BLURRED MOVEMENT Using a smaller aperture means that less light can pass through the lens and a longer exposure is required. This can introduce blur if the subject moves during the exposure. Solution If there’s not enough light you can create some by turning on a lamp, using a studio light, turning on your flashgun or activating your camera’s pop-up flash. Alternatively, use a higher sensitivity (ISO) setting. Some photographers worry that using high sensitivity settings will mean that they produce noisy images, but modern digital cameras produce remarkably clean images at settings we would have only dreamed about a few years ago.
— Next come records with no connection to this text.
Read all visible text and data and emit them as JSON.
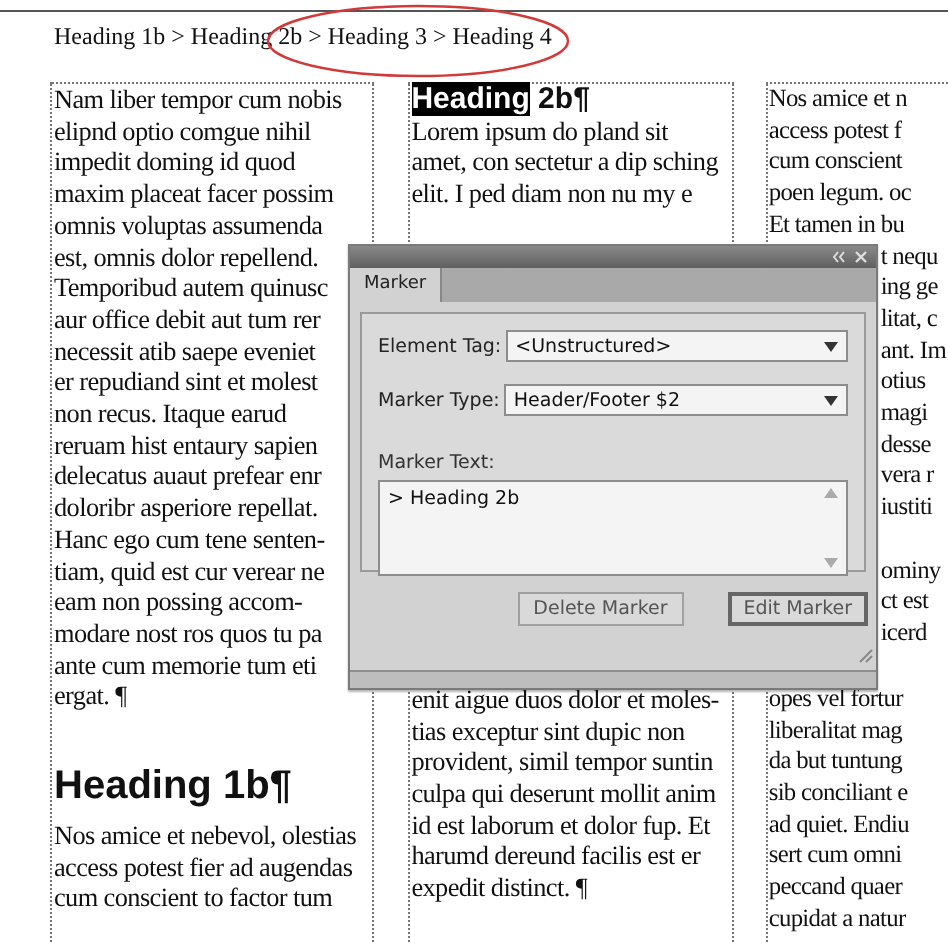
{
  "breadcrumb": "Heading 1b > Heading 2b > Heading 3 > Heading 4",
  "columns": [
    {
      "blocks": [
        {
          "kind": "paragraph",
          "lines": [
            "Nam liber tempor cum nobis",
            "elipnd optio comgue nihil",
            "impedit doming id quod",
            "maxim placeat facer possim",
            "omnis voluptas assumenda",
            "est, omnis dolor repellend.",
            "Temporibud autem quinusc",
            "aur office debit aut tum rer",
            "necessit atib saepe eveniet",
            "er repudiand sint et molest",
            "non recus. Itaque earud",
            "reruam hist entaury sapien",
            "delecatus auaut prefear enr",
            "doloribr asperiore repellat.",
            "Hanc ego cum tene senten-",
            "tiam, quid est cur verear ne",
            "eam non possing accom-",
            "modare nost ros quos tu pa",
            "ante cum memorie tum eti",
            "ergat. ¶"
          ]
        },
        {
          "kind": "heading",
          "text": "Heading 1b¶"
        },
        {
          "kind": "paragraph",
          "lines": [
            "Nos amice et nebevol, olestias",
            "access potest fier ad augendas",
            "cum conscient to factor tum"
          ]
        }
      ]
    },
    {
      "blocks": [
        {
          "kind": "subheading",
          "selected_part": "Heading",
          "text": " 2b¶"
        },
        {
          "kind": "paragraph",
          "lines": [
            "Lorem ipsum do pland sit",
            "amet, con sectetur a dip sching",
            "elit. I ped diam non nu my e"
          ]
        },
        {
          "kind": "paragraph",
          "lines": [
            "enit aigue duos dolor et moles-",
            "tias exceptur sint dupic non",
            "provident, simil tempor suntin",
            "culpa qui deserunt mollit anim",
            "id est laborum et dolor fup. Et",
            "harumd dereund facilis est er",
            "expedit distinct. ¶"
          ]
        }
      ]
    },
    {
      "blocks": [
        {
          "kind": "paragraph",
          "lines": [
            "Nos amice et n",
            "access potest f",
            "cum conscient",
            "poen legum. oc",
            "Et tamen in bu"
          ]
        },
        {
          "kind": "beside_dialog",
          "lines": [
            "t nequ",
            "ing ge",
            "litat, c",
            "ant. Im",
            "otius",
            "magi",
            "desse",
            "vera r",
            "iustiti"
          ]
        },
        {
          "kind": "beside_dialog",
          "lines": [
            "ominy",
            "ct est",
            "icerd"
          ]
        },
        {
          "kind": "paragraph",
          "lines": [
            "opes vel fortur",
            "liberalitat mag",
            "da but tuntung",
            "sib conciliant e",
            "ad quiet. Endiu",
            "sert cum omni",
            "peccand quaer",
            "cupidat a natur"
          ]
        }
      ]
    }
  ],
  "dialog": {
    "tab": {
      "label": "Marker",
      "selected": true
    },
    "fields": [
      {
        "label": "Element Tag:",
        "value": "<Unstructured>"
      },
      {
        "label": "Marker Type:",
        "value": "Header/Footer $2"
      }
    ],
    "text_label": "Marker Text:",
    "text_value": "> Heading 2b",
    "buttons": [
      {
        "label": "Delete Marker",
        "default": false
      },
      {
        "label": "Edit Marker",
        "default": true
      }
    ]
  }
}
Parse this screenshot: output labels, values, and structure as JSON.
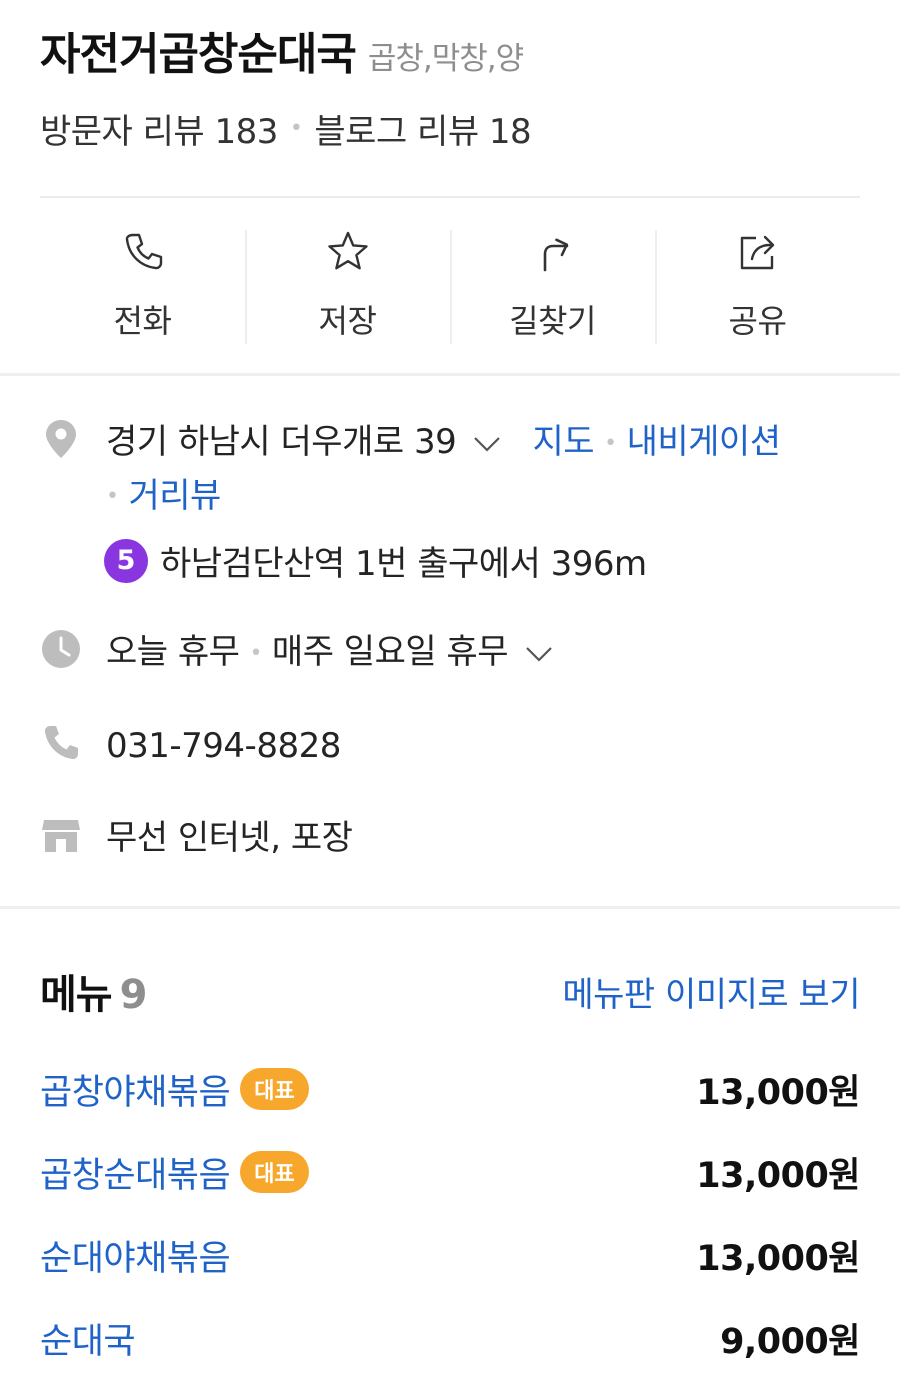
{
  "place": {
    "name": "자전거곱창순대국",
    "category": "곱창,막창,양",
    "visitor_reviews": "방문자 리뷰 183",
    "blog_reviews": "블로그 리뷰 18"
  },
  "actions": [
    {
      "label": "전화",
      "icon": "phone-icon"
    },
    {
      "label": "저장",
      "icon": "star-icon"
    },
    {
      "label": "길찾기",
      "icon": "directions-icon"
    },
    {
      "label": "공유",
      "icon": "share-icon"
    }
  ],
  "info": {
    "address": "경기 하남시 더우개로 39",
    "map_link": "지도",
    "navigation_link": "내비게이션",
    "street_view_link": "거리뷰",
    "subway_line": "5",
    "subway_line_color": "#8936E0",
    "subway_directions": "하남검단산역 1번 출구에서 396m",
    "hours_today": "오늘 휴무",
    "hours_weekly": "매주 일요일 휴무",
    "phone": "031-794-8828",
    "amenities": "무선 인터넷, 포장"
  },
  "menu": {
    "title": "메뉴",
    "count": "9",
    "board_link": "메뉴판 이미지로 보기",
    "items": [
      {
        "name": "곱창야채볶음",
        "badge": "대표",
        "price": "13,000원"
      },
      {
        "name": "곱창순대볶음",
        "badge": "대표",
        "price": "13,000원"
      },
      {
        "name": "순대야채볶음",
        "badge": "",
        "price": "13,000원"
      },
      {
        "name": "순대국",
        "badge": "",
        "price": "9,000원"
      }
    ]
  },
  "colors": {
    "link_blue": "#1F63C9",
    "badge_orange": "#F8A72D",
    "icon_gray": "#BDBDBD"
  }
}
CAMERA SHAKE Any involuntary movement of the camera during an exposure will introduce blur and the longer the exposure the more likely you are to move the camera when it is handheld. Solution Although you can use a higher sensitivity setting to allow a faster shutter speed if your subject in stationary you don’t need a short exposure to freeze its movement and a better solution that enables you to produce the highest quality result is to support the camera on a tripod so it is rock-steady. For the best results you should use a remote release or the camera’s self timer to avoid introducing any wobble by pressing the shutter release.

In addition, SLR users should consider using the lock-up facility. This turns shooting into a two step process.

The first press of the remote shutter release triggers the mirror to lift (the viewfinder will go black), while the second, which is made after you are sure any vibrations caused by the the mirror lifting have died, trips the shutter.

As compact system cameras (CSCs) don’t have a mirror, CSC users don’t need to worry about mirror lock-up!

FOREGROUND SOFT Although using a small aperture ensures that there’s lots of depth of field, if you don’t use it properly you can still wind up with a soft foreground. Solution As depth of field extends twice as far behind the focus point as it does in front, if you focus on the horizon or towards the farthest point of the scene, much of the depth of field is wasted. Instead you need to focus towards the front of the scene so that more of it is within the sharp zone created by the lens’ depth of field.

Hyperfocal distance focusing is usually mentioned at this point, but using it requires using tables or a lens depth of field scale.

Rather than getting bogged down with this, a far better rule of thumb is to focus about one third of the way into the scene.

SOFT IMAGES Although using a small aperture setting results in lots of depth of field, another rule of physics means that the sharpest part of the image isn’t as sharp as in an image taken using a slightly wider aperture. This is because of something called diffraction, the impact of which becomes more noticeable as the aperture is closed down. Put simply, diffraction is the bending of light rays as they pass by the edge of the aperture.

Using a smaller aperture means that a greater proportion of the light waves are bent and as a result the image is softened more significantly. Solution The only way to avoid diffraction from spoiling your images is to use a larger aperture, even one stop may be enough. So next time you are shooting a landscape, don’t set the smallest aperture possible, open up a stop or so.

And for the best results, use a mid-range aperture setting and focus stack as described earlier.